Oil sheds gains as U.S. data dents bullish mood
Oil lost all its gains to trade around $80.50 after data showed the U.S. economy grew less briskly than expected last quarter and a plan to give Greece a safety net failed to quell concerns any recovery was fragile.
You had the GDP revised lower and there's still concern about the euro and the euro zone economy, said Richard Ilczyszyn, senior market strategist at Lind-Waldock in Chicago.
The U.S. economy expanded at a 5.6 percent annual rate instead of the 5.9 percent originally estimated, the Commerce Department said in its final report for the fourth quarter, albeit still at the fastest pace in nearly seven years.

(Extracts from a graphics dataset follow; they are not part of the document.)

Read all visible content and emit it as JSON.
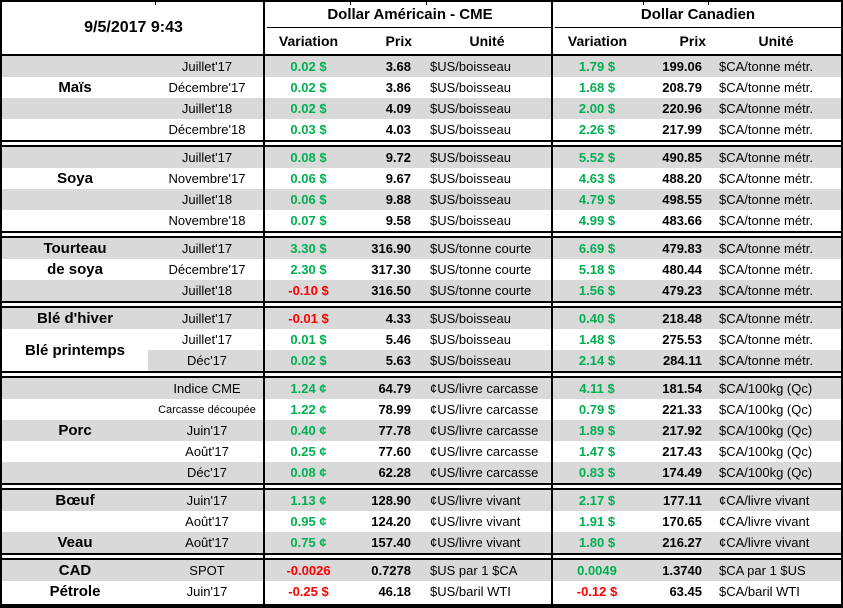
{
  "header": {
    "datetime": "9/5/2017 9:43",
    "us_group": "Dollar Américain - CME",
    "ca_group": "Dollar Canadien",
    "subheaders": [
      "Variation",
      "Prix",
      "Unité"
    ]
  },
  "colors": {
    "positive": "#00B050",
    "negative": "#FF0000",
    "row_shade": "#D9D9D9",
    "border": "#000000"
  },
  "sections": [
    {
      "name": "mais",
      "rows": [
        {
          "label": "",
          "month": "Juillet'17",
          "shade": true,
          "us_var": "0.02 $",
          "us_sign": "pos",
          "us_prix": "3.68",
          "us_unit": "$US/boisseau",
          "ca_var": "1.79 $",
          "ca_sign": "pos",
          "ca_prix": "199.06",
          "ca_unit": "$CA/tonne métr."
        },
        {
          "label": "Maïs",
          "month": "Décembre'17",
          "shade": false,
          "us_var": "0.02 $",
          "us_sign": "pos",
          "us_prix": "3.86",
          "us_unit": "$US/boisseau",
          "ca_var": "1.68 $",
          "ca_sign": "pos",
          "ca_prix": "208.79",
          "ca_unit": "$CA/tonne métr."
        },
        {
          "label": "",
          "month": "Juillet'18",
          "shade": true,
          "us_var": "0.02 $",
          "us_sign": "pos",
          "us_prix": "4.09",
          "us_unit": "$US/boisseau",
          "ca_var": "2.00 $",
          "ca_sign": "pos",
          "ca_prix": "220.96",
          "ca_unit": "$CA/tonne métr."
        },
        {
          "label": "",
          "month": "Décembre'18",
          "shade": false,
          "us_var": "0.03 $",
          "us_sign": "pos",
          "us_prix": "4.03",
          "us_unit": "$US/boisseau",
          "ca_var": "2.26 $",
          "ca_sign": "pos",
          "ca_prix": "217.99",
          "ca_unit": "$CA/tonne métr."
        }
      ]
    },
    {
      "name": "soya",
      "rows": [
        {
          "label": "",
          "month": "Juillet'17",
          "shade": true,
          "us_var": "0.08 $",
          "us_sign": "pos",
          "us_prix": "9.72",
          "us_unit": "$US/boisseau",
          "ca_var": "5.52 $",
          "ca_sign": "pos",
          "ca_prix": "490.85",
          "ca_unit": "$CA/tonne métr."
        },
        {
          "label": "Soya",
          "month": "Novembre'17",
          "shade": false,
          "us_var": "0.06 $",
          "us_sign": "pos",
          "us_prix": "9.67",
          "us_unit": "$US/boisseau",
          "ca_var": "4.63 $",
          "ca_sign": "pos",
          "ca_prix": "488.20",
          "ca_unit": "$CA/tonne métr."
        },
        {
          "label": "",
          "month": "Juillet'18",
          "shade": true,
          "us_var": "0.06 $",
          "us_sign": "pos",
          "us_prix": "9.88",
          "us_unit": "$US/boisseau",
          "ca_var": "4.79 $",
          "ca_sign": "pos",
          "ca_prix": "498.55",
          "ca_unit": "$CA/tonne métr."
        },
        {
          "label": "",
          "month": "Novembre'18",
          "shade": false,
          "us_var": "0.07 $",
          "us_sign": "pos",
          "us_prix": "9.58",
          "us_unit": "$US/boisseau",
          "ca_var": "4.99 $",
          "ca_sign": "pos",
          "ca_prix": "483.66",
          "ca_unit": "$CA/tonne métr."
        }
      ]
    },
    {
      "name": "tourteau",
      "rows": [
        {
          "label": "Tourteau",
          "month": "Juillet'17",
          "shade": true,
          "us_var": "3.30 $",
          "us_sign": "pos",
          "us_prix": "316.90",
          "us_unit": "$US/tonne courte",
          "ca_var": "6.69 $",
          "ca_sign": "pos",
          "ca_prix": "479.83",
          "ca_unit": "$CA/tonne métr."
        },
        {
          "label": "de soya",
          "month": "Décembre'17",
          "shade": false,
          "us_var": "2.30 $",
          "us_sign": "pos",
          "us_prix": "317.30",
          "us_unit": "$US/tonne courte",
          "ca_var": "5.18 $",
          "ca_sign": "pos",
          "ca_prix": "480.44",
          "ca_unit": "$CA/tonne métr."
        },
        {
          "label": "",
          "month": "Juillet'18",
          "shade": true,
          "us_var": "-0.10 $",
          "us_sign": "neg",
          "us_prix": "316.50",
          "us_unit": "$US/tonne courte",
          "ca_var": "1.56 $",
          "ca_sign": "pos",
          "ca_prix": "479.23",
          "ca_unit": "$CA/tonne métr."
        }
      ]
    },
    {
      "name": "ble",
      "rows": [
        {
          "label": "Blé d'hiver",
          "month": "Juillet'17",
          "shade": true,
          "us_var": "-0.01 $",
          "us_sign": "neg",
          "us_prix": "4.33",
          "us_unit": "$US/boisseau",
          "ca_var": "0.40 $",
          "ca_sign": "pos",
          "ca_prix": "218.48",
          "ca_unit": "$CA/tonne métr."
        },
        {
          "label": "Blé printemps",
          "label_span2": true,
          "month": "Juillet'17",
          "shade": false,
          "us_var": "0.01 $",
          "us_sign": "pos",
          "us_prix": "5.46",
          "us_unit": "$US/boisseau",
          "ca_var": "1.48 $",
          "ca_sign": "pos",
          "ca_prix": "275.53",
          "ca_unit": "$CA/tonne métr."
        },
        {
          "label": "",
          "label_white": true,
          "month": "Déc'17",
          "shade": true,
          "us_var": "0.02 $",
          "us_sign": "pos",
          "us_prix": "5.63",
          "us_unit": "$US/boisseau",
          "ca_var": "2.14 $",
          "ca_sign": "pos",
          "ca_prix": "284.11",
          "ca_unit": "$CA/tonne métr."
        }
      ]
    },
    {
      "name": "porc",
      "rows": [
        {
          "label": "",
          "month": "Indice CME",
          "shade": true,
          "us_var": "1.24 ¢",
          "us_sign": "pos",
          "us_prix": "64.79",
          "us_unit": "¢US/livre carcasse",
          "ca_var": "4.11 $",
          "ca_sign": "pos",
          "ca_prix": "181.54",
          "ca_unit": "$CA/100kg (Qc)"
        },
        {
          "label": "",
          "month": "Carcasse découpée",
          "month_small": true,
          "shade": false,
          "us_var": "1.22 ¢",
          "us_sign": "pos",
          "us_prix": "78.99",
          "us_unit": "¢US/livre carcasse",
          "ca_var": "0.79 $",
          "ca_sign": "pos",
          "ca_prix": "221.33",
          "ca_unit": "$CA/100kg (Qc)"
        },
        {
          "label": "Porc",
          "month": "Juin'17",
          "shade": true,
          "us_var": "0.40 ¢",
          "us_sign": "pos",
          "us_prix": "77.78",
          "us_unit": "¢US/livre carcasse",
          "ca_var": "1.89 $",
          "ca_sign": "pos",
          "ca_prix": "217.92",
          "ca_unit": "$CA/100kg (Qc)"
        },
        {
          "label": "",
          "month": "Août'17",
          "shade": false,
          "us_var": "0.25 ¢",
          "us_sign": "pos",
          "us_prix": "77.60",
          "us_unit": "¢US/livre carcasse",
          "ca_var": "1.47 $",
          "ca_sign": "pos",
          "ca_prix": "217.43",
          "ca_unit": "$CA/100kg (Qc)"
        },
        {
          "label": "",
          "month": "Déc'17",
          "shade": true,
          "us_var": "0.08 ¢",
          "us_sign": "pos",
          "us_prix": "62.28",
          "us_unit": "¢US/livre carcasse",
          "ca_var": "0.83 $",
          "ca_sign": "pos",
          "ca_prix": "174.49",
          "ca_unit": "$CA/100kg (Qc)"
        }
      ]
    },
    {
      "name": "boeuf-veau",
      "rows": [
        {
          "label": "Bœuf",
          "month": "Juin'17",
          "shade": true,
          "us_var": "1.13 ¢",
          "us_sign": "pos",
          "us_prix": "128.90",
          "us_unit": "¢US/livre vivant",
          "ca_var": "2.17 $",
          "ca_sign": "pos",
          "ca_prix": "177.11",
          "ca_unit": "¢CA/livre vivant"
        },
        {
          "label": "",
          "month": "Août'17",
          "shade": false,
          "us_var": "0.95 ¢",
          "us_sign": "pos",
          "us_prix": "124.20",
          "us_unit": "¢US/livre vivant",
          "ca_var": "1.91 $",
          "ca_sign": "pos",
          "ca_prix": "170.65",
          "ca_unit": "¢CA/livre vivant"
        },
        {
          "label": "Veau",
          "month": "Août'17",
          "shade": true,
          "us_var": "0.75 ¢",
          "us_sign": "pos",
          "us_prix": "157.40",
          "us_unit": "¢US/livre vivant",
          "ca_var": "1.80 $",
          "ca_sign": "pos",
          "ca_prix": "216.27",
          "ca_unit": "¢CA/livre vivant"
        }
      ]
    },
    {
      "name": "cad-petrole",
      "rows": [
        {
          "label": "CAD",
          "month": "SPOT",
          "shade": true,
          "us_var": "-0.0026",
          "us_sign": "neg",
          "us_prix": "0.7278",
          "us_unit": "$US par 1 $CA",
          "ca_var": "0.0049",
          "ca_sign": "pos",
          "ca_prix": "1.3740",
          "ca_unit": "$CA par 1 $US"
        },
        {
          "label": "Pétrole",
          "month": "Juin'17",
          "shade": false,
          "us_var": "-0.25 $",
          "us_sign": "neg",
          "us_prix": "46.18",
          "us_unit": "$US/baril WTI",
          "ca_var": "-0.12 $",
          "ca_sign": "neg",
          "ca_prix": "63.45",
          "ca_unit": "$CA/baril WTI"
        }
      ]
    }
  ]
}
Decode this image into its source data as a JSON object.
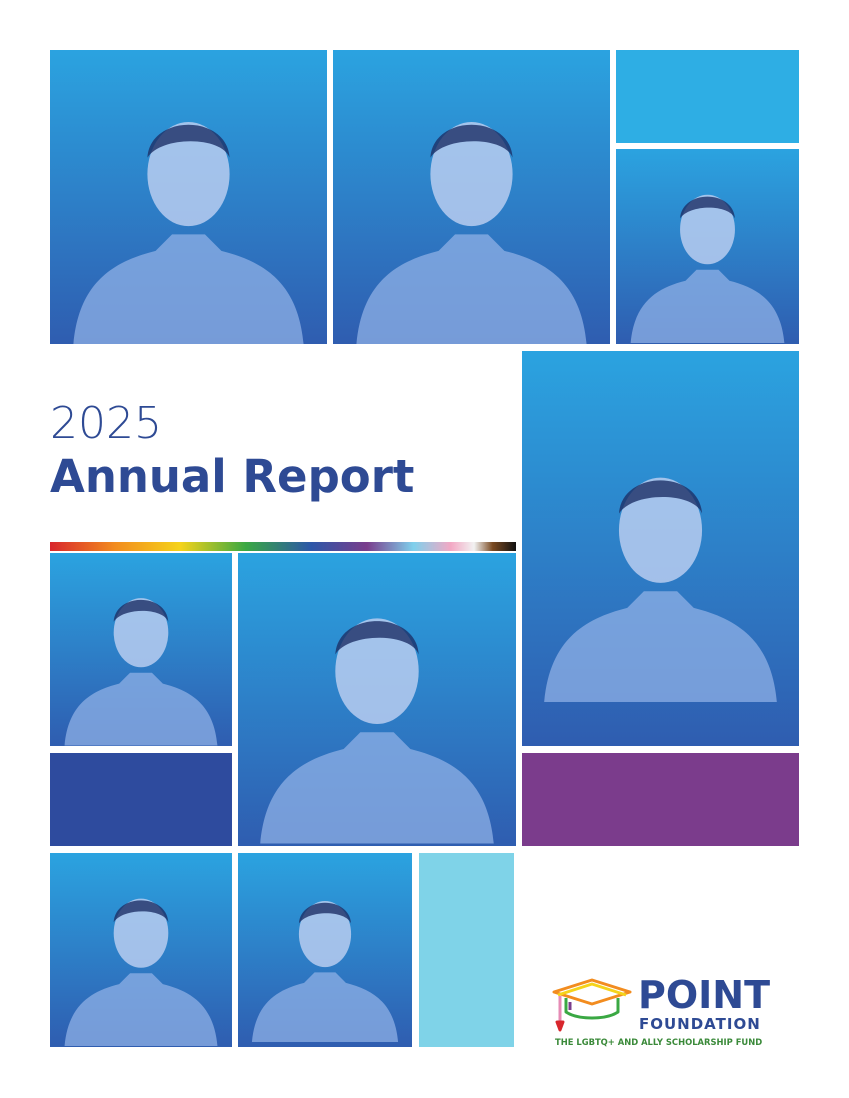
{
  "header": {
    "year": "2025",
    "title": "Annual Report"
  },
  "logo": {
    "name": "POINT",
    "subname": "FOUNDATION",
    "tagline": "THE LGBTQ+ AND ALLY SCHOLARSHIP FUND"
  }
}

U.S. consumer sentiment ended unchanged in March from February, with high unemployment and tougher credit standards hanging over the consumer, according to Thomson Reuters/University of Michigan's Surveys of Consumers.
U.S. crude for May delivery was up 1 cent at $80.54 per barrel by 1431 GMT (10:31 a.m. EDT) after trading between $79.59 and $81.46. ICE Brent briefly gained more than $1 to touch a high of $80.68 before slipping back to be up 29 cents at $79.90. It hit a low of $78.77 per barrel earlier in the session.
SUPPLY HANGOVER
The U.S. economic data comes after a build up in crude stocks in the country, reported earlier this week, put pressure on oil prices.
This week's hangover from the ... supply inflows is now acting as a background anchor on price action, despite the overnight bounce in the euro, said Mike Guido at Macquarie.
The euro rose broadly after euro zone leaders agreed on a safety net for Greece but the plan did not alleviate longer-term worries about fiscally vulnerable economies in the region.
The European cacophony is not over, Olivier Jakob at Petromatrix said in a note. Trading in (U.S. crude futures) is likely to be dominated again by reaction to the ... plan for Greece, he added.
Carsten Fritsch at Commerzbank said financial investors were stepping into the market around $80 as they bet on a rise in demand led by Asia, supported by tentative signs of recovery in the United States as product stockpiles declined.
But the fundamental supply and demand picture remained weak, he added, providing a likely cap of around $83 on prices.
There's still a risk of a large oversupply in the second quarter leading to a further build in stocks, he said, given a rise in U.S. crude oil inventories and signs that OPEC pumped even more oil in the four weeks to April 10.